Ein Beispiel? Gerne. Beginnen wir mit seinen Händen. Er hat die Hände eines Pianisten. Lange, schlanke wohlgeformte Finger. Sie gleiten beim Umblättern sinnlich über die Buchseiten, streicheln, liebkosen das Leder des Einbandes, spielen mit den Seiten und bewegen sich wie zu einer fernen Musik. Fließend und schön. Ich könnte stundenlang hier sitzen bleiben und mich davon hypnotisieren lassen, ohne mich jemals daran satt zu sehen.
Nur leider sind diese Hände an Armen angewachsen, die ebenfalls lang und schlank sind, aber zu dünn für einen Mann seiner Größe. Er ist weit über den Punkt hinaus an dem er asketisch wirken würde, er ist hager und wirkt ausgezehrt und müde und älter als er sein kann. Er sitzt gebeugt, in der Haltung eines Bücherverschlingers und lauert zusammengesunken über den Zeilen. Eine seiner schönen Hände stützt seine blasse Stirn und zwischen seinen feingliedrigen Pianistenfingern quellen dunkle Ströme strähnigen Haares hervor.
Seine Augenbrauen sind in kühnen Bögen geschwungen, wirken edel und heroisch und betonen die fein gearbeiteten Jochbeine, die sein schmales Gesicht marmorsanft und wie die Arbeit eines Bildhauers wirken lassen. Nur dass besagter Bildhauer wohl in der entscheidenden Entwicklungsphase seiner Arbeit plötzlich Stil und Ideale geändert hat und auf die Idee kam, in dieses vollkommene Gesicht eine Nase zu setzen, die in beinahe jedem anderen Gesicht markant und kühn das Charaktermerkmal schlechthin gewesen wäre, hier aber die feinen Linien so brutal dominiert, dass sie deren zarte Eleganz rücksichtslos der Lächerlichkeit preisgibt.

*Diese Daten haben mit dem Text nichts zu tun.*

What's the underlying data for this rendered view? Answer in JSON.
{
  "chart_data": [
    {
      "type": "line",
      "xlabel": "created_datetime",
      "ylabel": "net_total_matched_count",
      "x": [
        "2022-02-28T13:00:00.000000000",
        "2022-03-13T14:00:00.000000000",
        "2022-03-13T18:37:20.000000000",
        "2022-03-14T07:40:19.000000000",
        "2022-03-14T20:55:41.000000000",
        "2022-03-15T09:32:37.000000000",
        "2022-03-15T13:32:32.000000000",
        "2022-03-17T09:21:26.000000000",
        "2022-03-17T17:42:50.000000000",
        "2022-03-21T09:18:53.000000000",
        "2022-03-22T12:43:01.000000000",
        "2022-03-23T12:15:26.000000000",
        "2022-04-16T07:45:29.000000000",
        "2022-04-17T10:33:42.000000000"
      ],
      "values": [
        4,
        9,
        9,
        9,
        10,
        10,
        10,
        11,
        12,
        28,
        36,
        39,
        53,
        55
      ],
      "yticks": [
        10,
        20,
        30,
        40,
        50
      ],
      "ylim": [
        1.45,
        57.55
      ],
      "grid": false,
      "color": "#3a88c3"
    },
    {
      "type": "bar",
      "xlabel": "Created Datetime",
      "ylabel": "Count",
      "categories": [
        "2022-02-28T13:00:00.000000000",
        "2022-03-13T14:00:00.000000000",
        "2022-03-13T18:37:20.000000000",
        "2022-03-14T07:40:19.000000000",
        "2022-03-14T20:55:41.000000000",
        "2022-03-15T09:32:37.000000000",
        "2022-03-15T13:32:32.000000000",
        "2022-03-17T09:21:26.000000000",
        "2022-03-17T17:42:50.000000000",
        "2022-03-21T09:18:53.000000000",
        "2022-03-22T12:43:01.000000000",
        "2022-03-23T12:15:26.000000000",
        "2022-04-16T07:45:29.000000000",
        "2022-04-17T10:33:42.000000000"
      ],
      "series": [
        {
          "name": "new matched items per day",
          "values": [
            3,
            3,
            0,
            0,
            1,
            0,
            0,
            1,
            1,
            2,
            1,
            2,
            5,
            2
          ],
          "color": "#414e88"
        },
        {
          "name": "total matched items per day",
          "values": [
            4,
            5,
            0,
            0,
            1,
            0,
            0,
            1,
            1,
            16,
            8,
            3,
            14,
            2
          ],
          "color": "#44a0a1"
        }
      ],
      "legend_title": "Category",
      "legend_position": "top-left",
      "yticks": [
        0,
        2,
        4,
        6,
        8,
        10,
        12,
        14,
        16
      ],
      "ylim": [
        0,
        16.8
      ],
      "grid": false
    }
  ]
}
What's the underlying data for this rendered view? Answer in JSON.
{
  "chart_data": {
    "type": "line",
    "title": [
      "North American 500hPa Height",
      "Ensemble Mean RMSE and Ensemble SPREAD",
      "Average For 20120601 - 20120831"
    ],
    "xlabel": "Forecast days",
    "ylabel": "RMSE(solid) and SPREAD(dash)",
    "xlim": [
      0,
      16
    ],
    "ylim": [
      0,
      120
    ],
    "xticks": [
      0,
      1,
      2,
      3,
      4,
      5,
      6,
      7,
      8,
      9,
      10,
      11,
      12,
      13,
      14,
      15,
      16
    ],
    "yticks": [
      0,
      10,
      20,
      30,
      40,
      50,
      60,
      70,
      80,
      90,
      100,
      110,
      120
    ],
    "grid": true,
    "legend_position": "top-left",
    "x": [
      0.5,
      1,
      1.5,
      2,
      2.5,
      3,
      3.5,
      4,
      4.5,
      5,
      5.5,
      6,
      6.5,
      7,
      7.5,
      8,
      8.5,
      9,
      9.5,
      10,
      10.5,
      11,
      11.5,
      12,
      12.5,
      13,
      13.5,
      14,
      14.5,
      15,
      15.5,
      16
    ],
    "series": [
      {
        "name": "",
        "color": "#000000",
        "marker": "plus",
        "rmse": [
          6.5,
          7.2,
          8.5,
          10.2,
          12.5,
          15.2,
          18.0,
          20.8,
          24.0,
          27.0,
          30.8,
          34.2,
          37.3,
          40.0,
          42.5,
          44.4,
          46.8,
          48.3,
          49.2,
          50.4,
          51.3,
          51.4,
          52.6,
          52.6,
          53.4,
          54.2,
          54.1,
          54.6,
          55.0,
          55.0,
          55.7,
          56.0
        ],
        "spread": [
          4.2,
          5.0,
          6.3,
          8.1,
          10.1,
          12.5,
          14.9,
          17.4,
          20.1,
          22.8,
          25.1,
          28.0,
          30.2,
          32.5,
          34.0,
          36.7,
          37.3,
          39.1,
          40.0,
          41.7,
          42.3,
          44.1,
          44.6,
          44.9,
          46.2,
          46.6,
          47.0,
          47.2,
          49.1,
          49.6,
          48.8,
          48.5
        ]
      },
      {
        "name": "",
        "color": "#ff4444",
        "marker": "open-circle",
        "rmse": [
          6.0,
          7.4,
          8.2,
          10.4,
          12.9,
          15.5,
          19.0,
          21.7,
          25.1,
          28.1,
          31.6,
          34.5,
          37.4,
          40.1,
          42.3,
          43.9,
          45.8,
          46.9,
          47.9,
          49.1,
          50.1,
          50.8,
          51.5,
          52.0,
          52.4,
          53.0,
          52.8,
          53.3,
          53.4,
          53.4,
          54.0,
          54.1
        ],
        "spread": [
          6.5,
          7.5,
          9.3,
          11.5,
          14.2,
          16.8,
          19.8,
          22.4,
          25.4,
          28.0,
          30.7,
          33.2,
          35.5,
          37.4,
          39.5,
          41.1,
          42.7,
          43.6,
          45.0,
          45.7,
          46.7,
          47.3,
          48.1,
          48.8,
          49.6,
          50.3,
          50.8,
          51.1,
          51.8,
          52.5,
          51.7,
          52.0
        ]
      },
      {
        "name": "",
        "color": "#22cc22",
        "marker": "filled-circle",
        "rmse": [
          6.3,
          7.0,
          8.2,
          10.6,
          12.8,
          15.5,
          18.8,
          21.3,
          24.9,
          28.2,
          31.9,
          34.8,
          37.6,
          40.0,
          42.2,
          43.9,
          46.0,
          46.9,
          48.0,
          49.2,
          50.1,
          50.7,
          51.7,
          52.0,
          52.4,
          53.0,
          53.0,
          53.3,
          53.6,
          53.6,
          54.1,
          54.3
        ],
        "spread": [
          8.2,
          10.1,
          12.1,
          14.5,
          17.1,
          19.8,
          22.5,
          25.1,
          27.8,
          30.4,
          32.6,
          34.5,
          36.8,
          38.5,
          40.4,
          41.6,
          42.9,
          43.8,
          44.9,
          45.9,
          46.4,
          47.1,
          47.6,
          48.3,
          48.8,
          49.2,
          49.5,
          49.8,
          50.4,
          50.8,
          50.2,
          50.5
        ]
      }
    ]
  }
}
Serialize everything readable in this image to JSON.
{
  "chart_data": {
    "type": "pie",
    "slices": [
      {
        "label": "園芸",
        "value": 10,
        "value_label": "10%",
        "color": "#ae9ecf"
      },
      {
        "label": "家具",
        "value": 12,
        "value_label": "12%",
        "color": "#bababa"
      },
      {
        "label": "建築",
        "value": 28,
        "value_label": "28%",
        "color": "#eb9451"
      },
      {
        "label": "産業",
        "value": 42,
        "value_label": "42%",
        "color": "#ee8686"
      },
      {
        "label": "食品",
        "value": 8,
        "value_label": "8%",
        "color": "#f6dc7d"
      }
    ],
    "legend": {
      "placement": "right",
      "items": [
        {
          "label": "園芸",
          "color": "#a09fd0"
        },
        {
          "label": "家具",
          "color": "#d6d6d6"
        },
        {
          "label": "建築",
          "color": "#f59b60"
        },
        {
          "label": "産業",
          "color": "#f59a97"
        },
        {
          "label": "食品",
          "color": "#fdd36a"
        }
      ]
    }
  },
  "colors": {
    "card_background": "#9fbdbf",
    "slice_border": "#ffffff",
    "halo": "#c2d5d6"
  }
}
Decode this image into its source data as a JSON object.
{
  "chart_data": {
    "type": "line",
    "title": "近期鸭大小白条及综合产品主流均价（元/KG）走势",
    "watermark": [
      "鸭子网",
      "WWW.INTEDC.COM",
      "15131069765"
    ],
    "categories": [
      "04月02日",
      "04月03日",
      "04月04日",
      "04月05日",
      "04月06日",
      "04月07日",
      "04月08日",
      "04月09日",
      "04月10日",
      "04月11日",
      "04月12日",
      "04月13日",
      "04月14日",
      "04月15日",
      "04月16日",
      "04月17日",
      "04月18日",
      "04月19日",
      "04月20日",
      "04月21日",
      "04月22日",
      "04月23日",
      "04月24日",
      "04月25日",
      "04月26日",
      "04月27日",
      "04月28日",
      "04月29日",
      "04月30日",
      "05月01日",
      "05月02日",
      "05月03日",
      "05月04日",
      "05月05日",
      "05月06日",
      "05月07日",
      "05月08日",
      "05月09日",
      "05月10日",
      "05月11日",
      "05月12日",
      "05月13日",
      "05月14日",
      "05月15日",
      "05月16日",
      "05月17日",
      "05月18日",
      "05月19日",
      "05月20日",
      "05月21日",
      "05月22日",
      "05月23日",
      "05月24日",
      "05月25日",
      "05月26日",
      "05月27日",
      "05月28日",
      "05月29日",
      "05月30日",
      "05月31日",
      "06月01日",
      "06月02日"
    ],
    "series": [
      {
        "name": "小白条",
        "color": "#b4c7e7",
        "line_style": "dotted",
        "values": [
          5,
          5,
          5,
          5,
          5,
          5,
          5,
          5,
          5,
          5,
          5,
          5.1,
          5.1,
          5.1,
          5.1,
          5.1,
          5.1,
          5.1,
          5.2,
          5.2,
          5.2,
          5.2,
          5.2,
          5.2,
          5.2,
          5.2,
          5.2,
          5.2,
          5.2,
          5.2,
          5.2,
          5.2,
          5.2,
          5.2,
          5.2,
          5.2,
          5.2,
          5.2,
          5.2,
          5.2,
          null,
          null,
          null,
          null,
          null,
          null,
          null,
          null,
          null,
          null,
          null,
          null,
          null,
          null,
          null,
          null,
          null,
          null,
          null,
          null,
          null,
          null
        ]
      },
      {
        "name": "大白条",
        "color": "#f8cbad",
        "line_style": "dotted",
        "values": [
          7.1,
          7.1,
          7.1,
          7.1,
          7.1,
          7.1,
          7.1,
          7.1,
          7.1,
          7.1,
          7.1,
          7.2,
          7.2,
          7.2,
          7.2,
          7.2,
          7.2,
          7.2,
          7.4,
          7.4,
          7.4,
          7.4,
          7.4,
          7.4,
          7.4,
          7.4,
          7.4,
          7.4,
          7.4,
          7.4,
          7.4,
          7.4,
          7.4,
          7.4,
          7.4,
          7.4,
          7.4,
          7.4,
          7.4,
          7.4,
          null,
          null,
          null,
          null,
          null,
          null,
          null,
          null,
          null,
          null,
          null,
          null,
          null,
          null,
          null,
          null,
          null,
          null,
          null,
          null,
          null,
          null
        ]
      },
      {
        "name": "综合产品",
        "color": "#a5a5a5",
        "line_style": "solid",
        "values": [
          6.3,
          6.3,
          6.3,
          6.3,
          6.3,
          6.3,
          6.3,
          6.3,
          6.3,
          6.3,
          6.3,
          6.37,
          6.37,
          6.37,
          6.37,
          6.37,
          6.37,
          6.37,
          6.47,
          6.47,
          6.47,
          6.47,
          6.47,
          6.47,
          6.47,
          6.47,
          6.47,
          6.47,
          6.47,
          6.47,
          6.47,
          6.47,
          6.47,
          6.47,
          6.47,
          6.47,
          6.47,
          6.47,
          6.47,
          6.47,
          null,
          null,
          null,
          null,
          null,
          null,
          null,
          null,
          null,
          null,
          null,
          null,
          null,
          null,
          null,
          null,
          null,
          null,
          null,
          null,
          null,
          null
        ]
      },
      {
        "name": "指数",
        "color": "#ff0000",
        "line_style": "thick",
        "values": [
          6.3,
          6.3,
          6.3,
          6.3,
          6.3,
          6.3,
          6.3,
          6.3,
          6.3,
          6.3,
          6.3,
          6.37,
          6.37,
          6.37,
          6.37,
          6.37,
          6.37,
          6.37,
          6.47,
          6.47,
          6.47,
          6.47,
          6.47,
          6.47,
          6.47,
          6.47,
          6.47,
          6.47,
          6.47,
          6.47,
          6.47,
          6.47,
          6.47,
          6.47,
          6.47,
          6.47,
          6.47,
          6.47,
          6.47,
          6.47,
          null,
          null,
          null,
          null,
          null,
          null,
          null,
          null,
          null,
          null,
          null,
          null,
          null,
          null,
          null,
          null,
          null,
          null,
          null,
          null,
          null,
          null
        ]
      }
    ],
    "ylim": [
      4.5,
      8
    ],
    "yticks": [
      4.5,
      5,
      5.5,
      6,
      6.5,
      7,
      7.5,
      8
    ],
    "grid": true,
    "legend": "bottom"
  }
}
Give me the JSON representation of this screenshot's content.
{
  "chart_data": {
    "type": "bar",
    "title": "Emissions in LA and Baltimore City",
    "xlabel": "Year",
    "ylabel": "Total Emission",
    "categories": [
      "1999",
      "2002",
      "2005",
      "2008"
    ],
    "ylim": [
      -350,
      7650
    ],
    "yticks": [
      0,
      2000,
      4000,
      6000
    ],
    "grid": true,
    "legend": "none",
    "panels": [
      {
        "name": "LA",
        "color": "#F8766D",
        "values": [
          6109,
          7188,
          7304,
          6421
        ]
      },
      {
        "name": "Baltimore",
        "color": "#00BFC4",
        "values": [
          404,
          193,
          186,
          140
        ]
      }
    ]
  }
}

Dazu wirkt er in seiner dunklen Kleidung und mit der tiefen Stirnfalte noch ausgesprochen finster. Ja, er ist genau der Typ, bei dessen Anblick Mütter sofort ihre Kinder auf den Arm nehmen und den Einkauf im Rekordtempo beenden, wenn er im Supermarkt neben ihnen auftaucht.
Ich lasse meinen Blick zum wiederholten Male über seine sonderbare Erscheinung wandern, die hohen schwarzen Stiefel, die dunkle Hose, ein sehr feines teures Leder oder ein weich fließender Stoff. Sein Hemd läßt sich über der Brust schnüren und er hat von dieser Möglichkeit reichlich gebrauch gemacht. Dazu passend der lange Mantel, der ebenfalls fein geschnitten wirkt und elegant über eine Stuhllehne fließt. Auf dem Flohmarkt hat er sich definitiv nicht eingekleidet und auch in keinem der zu tausenden aus dem Boden und dem Internet sprießenden Mittelalter- und Hexenläden. Obgleich der Stil gewisse Parallelen aufweist, ist die Qualität, mit der seine Kleidung gearbeitet ist, davon so weit entfernt wie die Mona Lisa von den Machwerken die ein Bahnhofspassbildautomat für gewöhnlich so auskotzt.
Ich denke an den Supermarkt, aber das Bild will sich nicht so recht scharf stellen. Meine Vorstellung streikt. In eine dunkle Bar kann ich den Typen projizieren, in eine schwarze Messe und auf eine Theaterbühne. Aber nein, definitiv kein Supermarkt. Er würde dem Neonlicht nicht standhalten. Ich denke an die vielen erleichterten Mütter, die jetzt wieder beruhigt einkaufen gehen können und muss unwillkürlich grinsen.
In diesem Moment sieht er auf. Sein stechender Blick nagelt mich an die Rückenlehne meiner Holzbank und ich fühle das Grinsen von meinem Gesicht tröpfeln und eine weitere Lache um meine durchweichten Turnschuhe bilden. Dann klappt er sein Buch zu und kommt zu mir herüber.